その理由の1つに、管理者がテープの整理とラベル貼りに週20時間も費やしていたことがある。また、信頼性の面でも、度々テープにトラブルが発生し、IT部門の手間と運用コストが増えていた。「システムが古く、頻繁に修理しなければならなかった」とメンテサナ氏は振り返る。
従来からあるオンプレミス型(自社運用型)のデータ・バックアップ方式を使うという選択肢もあったが、同社では最近人気が高まっているクラウド・ストレージを使うことにした。以前勤めていた会社で導入し、メンテサナ氏としてはすでに利用実績のあるi365の「EVault」というSaaS型のオンライン・バックアップ・システムを採用したのだ。
EVaultは、デルファイ・キャピタルのデータを自動的に圧縮/暗号化し、インターネットを介してi365のデータセンターに転送する。どのデータをどれくらいの頻度でバックアップするかはデルファイ・キャピタルが決めるが、データの転送からオフサイトへの格納、バックエンドにあるハードウェアのメンテナンスはすべてi365がやってくれる。
また、デルファイ・キャピタルのデータは機密性が高く、量も膨大であることから、自社のデータが他社のデータと混在するのは避けたいと考えたメンテサナ氏は、専用のストレージを割り当てるよう強く求めた。さらに、専属のストレージ・マネジャーを配置させることで、いつでも英語によるテクニカル・サポートを得られるようにしたという。
SaaSへの移行によるメリットと、ありがちな誤解
デルファイ・キャピタルはEVaultに移行する以前、自社サーバに2台のテープ・アプライアンスを接続して750GBの未圧縮データをバックアップしていたが、毎週テープを梱包してラベルを貼り、オフサイトの施設まで運ぶ手間をなくすことで、約6万ドルの年俸を支払っていたIT管理者が不要になった。さらに、同社のIT部門はログを調べてバックアップ・エラーを探す必要もなくなった。「EVaultは障害が発生すると、管理者に自動的に通知してくれるので、管理者はより多くの時間をほかの作業に割けるようになった」とメンテサナ氏はその利点を強調する。
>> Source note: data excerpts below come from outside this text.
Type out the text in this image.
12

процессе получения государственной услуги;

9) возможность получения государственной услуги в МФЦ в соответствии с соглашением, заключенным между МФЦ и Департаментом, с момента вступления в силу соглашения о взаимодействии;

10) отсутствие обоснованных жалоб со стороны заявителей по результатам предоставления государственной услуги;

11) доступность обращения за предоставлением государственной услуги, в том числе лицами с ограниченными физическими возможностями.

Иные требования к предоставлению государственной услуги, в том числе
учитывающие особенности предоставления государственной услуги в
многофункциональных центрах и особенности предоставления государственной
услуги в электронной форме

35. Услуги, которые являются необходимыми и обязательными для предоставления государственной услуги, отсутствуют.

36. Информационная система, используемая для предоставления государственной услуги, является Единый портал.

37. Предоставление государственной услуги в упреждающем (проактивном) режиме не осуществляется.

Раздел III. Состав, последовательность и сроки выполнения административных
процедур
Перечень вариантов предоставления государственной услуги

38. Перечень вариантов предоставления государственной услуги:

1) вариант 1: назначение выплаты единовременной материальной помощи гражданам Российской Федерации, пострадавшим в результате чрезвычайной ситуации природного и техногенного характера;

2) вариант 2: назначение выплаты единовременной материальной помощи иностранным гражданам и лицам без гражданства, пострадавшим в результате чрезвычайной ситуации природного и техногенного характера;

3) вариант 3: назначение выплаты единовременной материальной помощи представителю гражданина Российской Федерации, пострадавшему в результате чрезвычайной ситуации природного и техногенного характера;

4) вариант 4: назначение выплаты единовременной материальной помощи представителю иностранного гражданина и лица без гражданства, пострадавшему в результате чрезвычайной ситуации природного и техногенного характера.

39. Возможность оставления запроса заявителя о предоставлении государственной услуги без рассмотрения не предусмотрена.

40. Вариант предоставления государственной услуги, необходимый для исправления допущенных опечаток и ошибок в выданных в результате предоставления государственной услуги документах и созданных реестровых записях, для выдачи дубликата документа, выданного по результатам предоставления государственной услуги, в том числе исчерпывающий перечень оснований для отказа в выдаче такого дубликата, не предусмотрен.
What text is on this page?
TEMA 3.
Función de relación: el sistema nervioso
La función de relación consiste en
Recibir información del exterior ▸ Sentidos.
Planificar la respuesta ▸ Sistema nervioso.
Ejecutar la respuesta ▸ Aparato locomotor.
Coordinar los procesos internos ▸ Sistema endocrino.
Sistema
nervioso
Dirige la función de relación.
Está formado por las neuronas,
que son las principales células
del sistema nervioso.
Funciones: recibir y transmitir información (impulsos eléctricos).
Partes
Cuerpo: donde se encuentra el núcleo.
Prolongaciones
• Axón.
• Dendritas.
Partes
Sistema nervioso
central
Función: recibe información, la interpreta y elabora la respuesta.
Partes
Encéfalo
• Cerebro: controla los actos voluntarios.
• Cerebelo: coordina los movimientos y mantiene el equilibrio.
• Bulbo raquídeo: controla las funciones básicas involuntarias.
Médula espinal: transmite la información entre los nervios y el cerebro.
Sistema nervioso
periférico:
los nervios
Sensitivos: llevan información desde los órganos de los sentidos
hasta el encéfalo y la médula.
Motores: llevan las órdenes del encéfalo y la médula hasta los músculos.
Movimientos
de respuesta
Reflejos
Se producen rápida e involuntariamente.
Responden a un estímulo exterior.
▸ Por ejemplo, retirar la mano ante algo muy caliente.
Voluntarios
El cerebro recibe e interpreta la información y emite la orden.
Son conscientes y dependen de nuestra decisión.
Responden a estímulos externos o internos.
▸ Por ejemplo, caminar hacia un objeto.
そのうえ、保守/アップグレードもi365が行うので、従来は1万ドルかかることもあった保守/アップグレード費用が不要になった。
「ドライブやテープ・ジュークボックスだと、いつ交換すればよいのかがわかりづらいが、EVaultなら全ストレージの容量が残り少なくなったときにバックアップの予算を組めばよいだけだ」(メンテサナ氏)
ただし、クラウド・サービスは必ずしもコスト面で優れているとは言えないようだ。同社がクラウドに移行する前に、オンプレミスでのバックアップ・システムとSaaSモデルの費用対効果を1週間かけて詳しく比較/分析したところ、「両者のコストはほぼ同じで、その差はプラス・マイナス5%程度だった」(メンテサナ氏)という。
加えて、SaaSは導入が簡単だというのも、よくある誤解だ。メンテサナ氏によると、同社は回線に障害が起こった際にトラフィックが別の回線に自動的に接続されるよう、バックアップ回線を追加して2カ所の接続拠点を設ける必要があった。2本目の回線の追加コストは月額1,250ドルだ。
それでも、氏は万一に備えた確実なデータ・バックアップには対価を払う価値があると考えている。「テープ・メディアは信頼性に劣る」(メンテナサ氏)からだ。デルファイ・キャピタルにとっては、これだけでSaaS型オンライン・バックアップに移行するには十分な理由なのだ。